Shawn Creeden
Shawn Creeden's work is an investigation into the tools and techniques employed by human beings in our attempts to gain control over the natural world. Since the era of Manifest Destiny, settlers, distant corporate interests and the US government have done much to obtain a mastery over the landscape, native wildlife and indigenous peoples of Western North America. Millions of miles of barbed wire fence, arbitrary boundary delineation, privatizing property, guns, hunting, trapping, resource exploitation, the introduction of cattle and the eradication of predators and competitors all led directly to the settling of the American West. Through meticulous large-scale hand embroideries, drawings, sculpture and installations he seeks to explore these methods of domination, the underlying motivations and the mythos that develop around them.
It was only a few hours after he had stepped off the California Zephyr, and already he rode the chestnut horse with more confidence than he had ever before felt with such an animal. The fears of being cast off or crushed in a rollover were for the most part out of mind, though he was still over cautious about being kicked dead in the head. The prospect of trotting no longer caused a sickening clenching of the guts. Not too bad for a second try, he thought.
On the trail ride there was much to look at. The Book Cliffs north of town extended some ways in either direction before ending in high and crumbling escarpments and continuing on unseen to the north and the east. Below this ancient archive of sediments and sea beds stretch dried corn fields and what pass for mule pasture and other land for which no one appeared to have much use for at all but which he had been warned against trespassing on such properties nonetheless. Two dried and dusty carcasses which had once been raccoons hung from a fence across the road. A boast to neighbors or perhaps a warning to things which have been warned almost out of existence in this part of the world.
In the scrub on the far side of the train tracks, just to the south of Epicenter he wandered in the sun and seemed to be searching for something and found many things. He quickly came across two distinct treasure troves. One of sand-blasted shards of bottles and jars nearly identical to the discarded trash which back along the coast they affectionately call sea glass. The other a final resting place for decades of tin cans, perhaps dumped from the passing train lines. The cans gathered reddish-brown and decaying at the foot of a crumpled bed frame with an identical patina. The desiccated bones of some animal that looked too large to be taken by a coyote lay in serene configurations beneath low trees beside a shallow wash, dragged there to be picked clean in solemn privacy. Red ant hills and small cacti and strange fractal plants that looked like something precedent to a horror movie dot the brown and crusty hillside.
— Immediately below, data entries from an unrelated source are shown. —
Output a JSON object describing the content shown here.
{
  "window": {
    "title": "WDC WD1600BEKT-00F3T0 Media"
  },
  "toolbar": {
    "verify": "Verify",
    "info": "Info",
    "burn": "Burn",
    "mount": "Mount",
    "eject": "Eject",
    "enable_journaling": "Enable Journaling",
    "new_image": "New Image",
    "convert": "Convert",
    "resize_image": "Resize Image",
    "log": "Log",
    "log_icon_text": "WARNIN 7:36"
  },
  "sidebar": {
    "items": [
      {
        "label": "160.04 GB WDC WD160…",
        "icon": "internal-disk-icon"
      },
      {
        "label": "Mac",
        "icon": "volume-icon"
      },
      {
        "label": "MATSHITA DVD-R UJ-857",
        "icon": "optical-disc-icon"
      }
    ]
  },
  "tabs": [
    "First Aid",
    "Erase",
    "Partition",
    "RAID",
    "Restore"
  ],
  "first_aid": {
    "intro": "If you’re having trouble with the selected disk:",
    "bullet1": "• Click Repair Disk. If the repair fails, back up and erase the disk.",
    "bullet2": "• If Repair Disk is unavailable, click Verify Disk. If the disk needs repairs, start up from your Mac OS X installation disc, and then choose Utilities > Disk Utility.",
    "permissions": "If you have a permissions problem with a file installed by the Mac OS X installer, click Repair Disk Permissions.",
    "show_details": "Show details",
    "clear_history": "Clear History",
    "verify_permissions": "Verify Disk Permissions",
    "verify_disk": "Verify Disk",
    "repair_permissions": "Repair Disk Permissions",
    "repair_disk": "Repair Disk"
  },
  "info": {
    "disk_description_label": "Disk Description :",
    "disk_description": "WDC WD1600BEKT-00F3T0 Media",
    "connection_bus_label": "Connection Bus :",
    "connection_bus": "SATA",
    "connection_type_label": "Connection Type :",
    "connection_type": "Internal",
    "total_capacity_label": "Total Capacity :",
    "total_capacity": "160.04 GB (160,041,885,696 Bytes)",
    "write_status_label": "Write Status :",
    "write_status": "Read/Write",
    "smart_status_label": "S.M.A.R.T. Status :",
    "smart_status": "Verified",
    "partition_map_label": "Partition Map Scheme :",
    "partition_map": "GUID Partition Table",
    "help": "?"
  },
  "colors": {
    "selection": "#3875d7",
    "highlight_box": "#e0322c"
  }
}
A few days later he went and met a woman and followed her in a borrowed pickup out to a junkyard in search of scraps of barbed wire and spare fenceposts for his sculptures. “So you grow melons out here,” he asked her in an attempt to make conversation.
“Well, not here,” she croaked from behind a pair of large dark sunglasses, “‘this’ is just Treasure Island.”
The woman was generous, though the impression that she was not willing to part with much of her collection was obvious. There was a broad, deep wash and when he approached the sandy lip a flock of doves took indignantly to the air from the cottonwood on the other side. This was a place he could spend some time, he thought.
During Creeden's time in Green River, he truly spread the gospel of embroidery. In addition to teaching the entire Epicenter staff the basics of embroidery, he worked with a local resident to complete his Navajo Nation piece and he taught a workshop at the Green River High School. Creeden’s embroidery workshop focused on the history and culture of embroidery, basic stitches and techniques, and creating your own embroidery design. He began the workshop by presenting his own work as an artist and some of his favorite historical and culturally significant embroidery. By the end of the workshop, the fifteen students were able to see the potentials of embroidery as an ancient fine art and not just your grandma’s hobby.